The Airport Authority was set up the way it is in large part because when Raleigh Exec opened in 1999, it was now outside the Sanford city limits, making it difficult for the city to benefit from tax revenue generated there. Instead, the agreement means all those tax revenues go back to the Airport Authority itself. That’s an agreement unique at least in North Carolina, Heuts said.

But it also doesn’t mean outside funding isn’t sometimes beneficial or even necessary. But that’s most likely to come in the form of state Department of Transportation moneys like the $4.77 million Raleigh Exec received in September 2021 to improve the taxiway or the $9 million allocated for capital improvements in North Carolina’s long overdue state budget passed back in November.

Those improvements and more — a map on the wall in the terminal’s conference room shows space for new hangars and other continued upgrades set for the near future — will most certainly play a role in the airport’s continued success. But that continued success for the airport is sure to mean continued success for the community as a whole — whether with regards to more announcements in the future about international companies locating or expanding here, continued residential development or any number of other factors.

“Each of the major (economic development) projects we’ve had in the last several years has had private corporate aircraft involved,” Randolph said. “But the personal side of it is that for the executives involved, it can be a factor in their decisions about where to live and where to raise their families. There’s not a better (general aviation) airport in the periphery of the Triangle, and if we’re going to have the kind of residential development we want, that’s important to these people. They might choose to live elsewhere if they weren’t able to fly. But beyond that, (Raleigh Exec) just communicates something about the type of community they’re looking to locate in.”


Raleigh Exec is home to emergency planes and helicopters, these owned by the North Carolina Forest Service to battle wildfires and for use in other natural disasters.

THE MIDDLE GROUND

Myers, the Wings of Carolina president, can see those successes firsthand on a smaller scale. While he said he tries to fly a club-owned plane at least two or three times a month, he also sees in real time the smaller picture, which is that Wings of Carolina and Raleigh Exec draw new people in with great frequency.

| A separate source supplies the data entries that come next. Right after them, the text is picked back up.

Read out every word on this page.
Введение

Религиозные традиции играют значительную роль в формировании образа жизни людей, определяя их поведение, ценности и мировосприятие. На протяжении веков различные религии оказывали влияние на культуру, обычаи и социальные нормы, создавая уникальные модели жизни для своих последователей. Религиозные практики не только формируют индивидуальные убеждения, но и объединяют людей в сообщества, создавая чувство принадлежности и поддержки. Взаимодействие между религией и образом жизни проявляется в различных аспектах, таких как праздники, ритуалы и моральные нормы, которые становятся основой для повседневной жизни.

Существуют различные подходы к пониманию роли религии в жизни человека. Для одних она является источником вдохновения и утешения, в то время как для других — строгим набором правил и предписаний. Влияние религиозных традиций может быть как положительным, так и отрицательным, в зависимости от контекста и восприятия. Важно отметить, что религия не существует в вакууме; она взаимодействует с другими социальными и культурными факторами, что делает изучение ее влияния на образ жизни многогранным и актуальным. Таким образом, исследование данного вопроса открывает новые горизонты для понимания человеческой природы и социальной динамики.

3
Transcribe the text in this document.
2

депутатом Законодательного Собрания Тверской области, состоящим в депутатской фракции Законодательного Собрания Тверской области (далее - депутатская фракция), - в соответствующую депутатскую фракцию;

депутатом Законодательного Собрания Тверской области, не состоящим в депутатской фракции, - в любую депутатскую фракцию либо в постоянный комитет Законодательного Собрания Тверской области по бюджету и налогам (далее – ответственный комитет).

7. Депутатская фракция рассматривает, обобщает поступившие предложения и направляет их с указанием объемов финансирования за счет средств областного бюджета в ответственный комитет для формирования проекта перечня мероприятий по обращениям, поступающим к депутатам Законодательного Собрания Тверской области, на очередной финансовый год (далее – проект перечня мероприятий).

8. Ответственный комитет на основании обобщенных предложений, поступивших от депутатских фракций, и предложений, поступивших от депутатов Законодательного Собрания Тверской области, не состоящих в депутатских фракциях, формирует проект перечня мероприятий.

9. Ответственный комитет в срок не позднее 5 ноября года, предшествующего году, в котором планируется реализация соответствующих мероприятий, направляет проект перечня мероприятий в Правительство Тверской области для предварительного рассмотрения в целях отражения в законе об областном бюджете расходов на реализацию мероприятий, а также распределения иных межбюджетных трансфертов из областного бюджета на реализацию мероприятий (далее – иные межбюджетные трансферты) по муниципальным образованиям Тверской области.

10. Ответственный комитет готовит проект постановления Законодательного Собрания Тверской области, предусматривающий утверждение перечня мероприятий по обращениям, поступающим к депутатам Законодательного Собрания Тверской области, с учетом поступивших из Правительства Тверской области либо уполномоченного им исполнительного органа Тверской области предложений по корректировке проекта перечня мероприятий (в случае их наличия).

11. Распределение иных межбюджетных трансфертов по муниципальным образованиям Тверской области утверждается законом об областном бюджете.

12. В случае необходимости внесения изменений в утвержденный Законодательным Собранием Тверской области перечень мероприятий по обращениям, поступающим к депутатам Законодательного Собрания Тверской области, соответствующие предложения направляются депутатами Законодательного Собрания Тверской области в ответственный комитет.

“My vice president is a guy who got trained to fly out here, and then joined Wings of Carolina out here, and then he ended up buying a plane that’s now based out here,” he said.

And in his role as Wings of Carolina’s president, Myers has had the opportunity not just to enjoy Raleigh Exec, but also to see how it stacks up against similar facilities across the nation. He recalled purchasing a small club plane in 2020 from a seller in Texas and flying it back to Lee County, and what he saw along the way.

“I stopped at seven or eight airports ranging from Baton Rouge, Louisiana, which is about equivalent to RDU, to a small airport in the middle of nowhere in Mississippi,” he said. “And so we have sort of a nice little middle ground between a much bigger commercial airport and something very small like that. There’s maintenance on the field, there’s always somebody there, but it’s not so big and complex that you have to deal with all the issues you would coming in or out of a place like RDU.”

From his perspective, Myers said he appreciates Raleigh Exec and the Airport Authority’s stance — which he called “not shy” — when it comes to “wanting to be the place where the private operators come in and out.”

“They’ve made a lot of progress along those lines,” he said. “You can go on their website and look at their master plan, and you can just see them chipping away at it. You need a certain amount of community to have a community, if that makes sense. Some of those little airports that have one or two planes tied down — they’re never going to be that big. Wings of Carolina is only out here because the airport is here to support us, but I think we’re able to support the airport almost as much.”

MAG Aerospace, a military contractor that specializes in intelligence, surveillance and reconnaissance services operations, training and technical services, has a hangar at Raleigh Exec.